Our results also provide some insights into the possible origin of B chromosomes in E. plorans. First of all, the minimum spanning tree in Figure 3 shows that the ITS sequences obtained from the B chromosome are most similar to those obtained from the S11 chromosome, that is, the smallest autosome; this similarity is greater than that with the DNA sequences obtained from the X chromosome. This overturns a previous hypothesis suggesting a B origin from the X chromosome (López-León et al., 1994) and opens up the possibility that the B chromosome derived from the S11 chromosome. Further evidence is provided by the ITS1 length and ΔG, which showed the greatest similarity between the sequences obtained from the B and the S11 chromosomes, as well as by the nucleotide diversity in the B chromosome 180-satDNA, which was similar to that of the S11 chromosome but significantly different from that of the X chromosome. A greater similarity with the original A chromosome that gave birth to the B chromosome is consistent with the recent origin suggested by Muñoz-Pajares et al. (2011).

Caution is required when ascertaining nucleotide polymorphism from sequences obtained after PCR amplification because Taq DNA polymerase could introduce mutations at a rate close to 1 in 9000 nucleotides (Tindall and Kunkel, 1988). First, to reduce the nucleotide calling errors, we routinely double-sequenced the vector inserts. Second, we analyzed the entire set of sequences after singletons were replaced by consensus nucleotide (see Supplementary Information). These analyses are conservative because they eliminate both mutations introduced as technical artifacts and actual single-nucleotide polymorphisms. The main results were not altered by singleton elimination, and the sequence variation patterns remained standing, albeit with a minor polymorphism and sequence variation.

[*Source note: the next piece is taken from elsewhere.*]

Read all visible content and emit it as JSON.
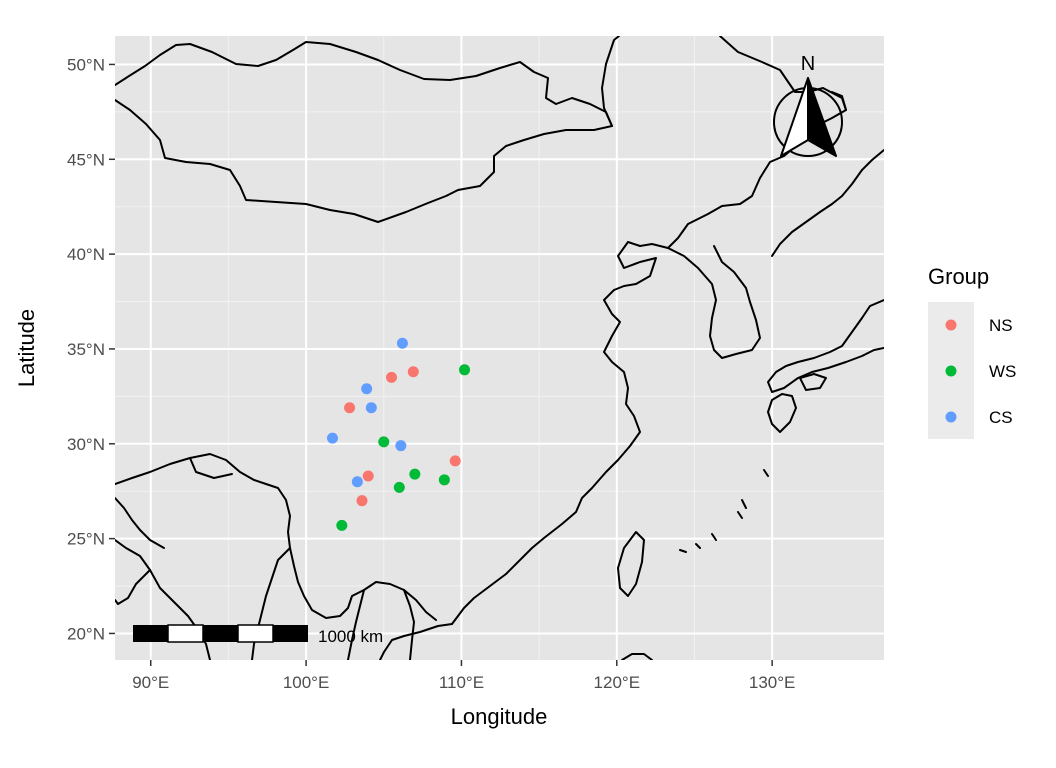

The present results show different patterns of homogenization for rDNA and 180-satDNA, with a high between-chromosome structure and lower nucleotide diversity for the former but no structure for the latter. These differences are puzzling, considering the adjacent localization of both repetitive DNAs on paracentromeric regions in most chromosomes, suggesting that concerted evolution does not work as a genome-wide process in E. plorans but rather as a sequence-specific process. The combination of a highly efficient sister-chromatid homogenization, a possible reduced mutation rate due to the transcription-coupled repairing of active ribosomal RNA genes, and the stronger purifying selection acting in rDNA, together with the recent origin of the 180-satDNA, could help to explain the disparate homogenization patterns observed for these two repetitive DNA sequences.

Data archiving

All sequences were submitted to GenBank. Supplementary Table S1 presents the accession number for each nucleotide sequence.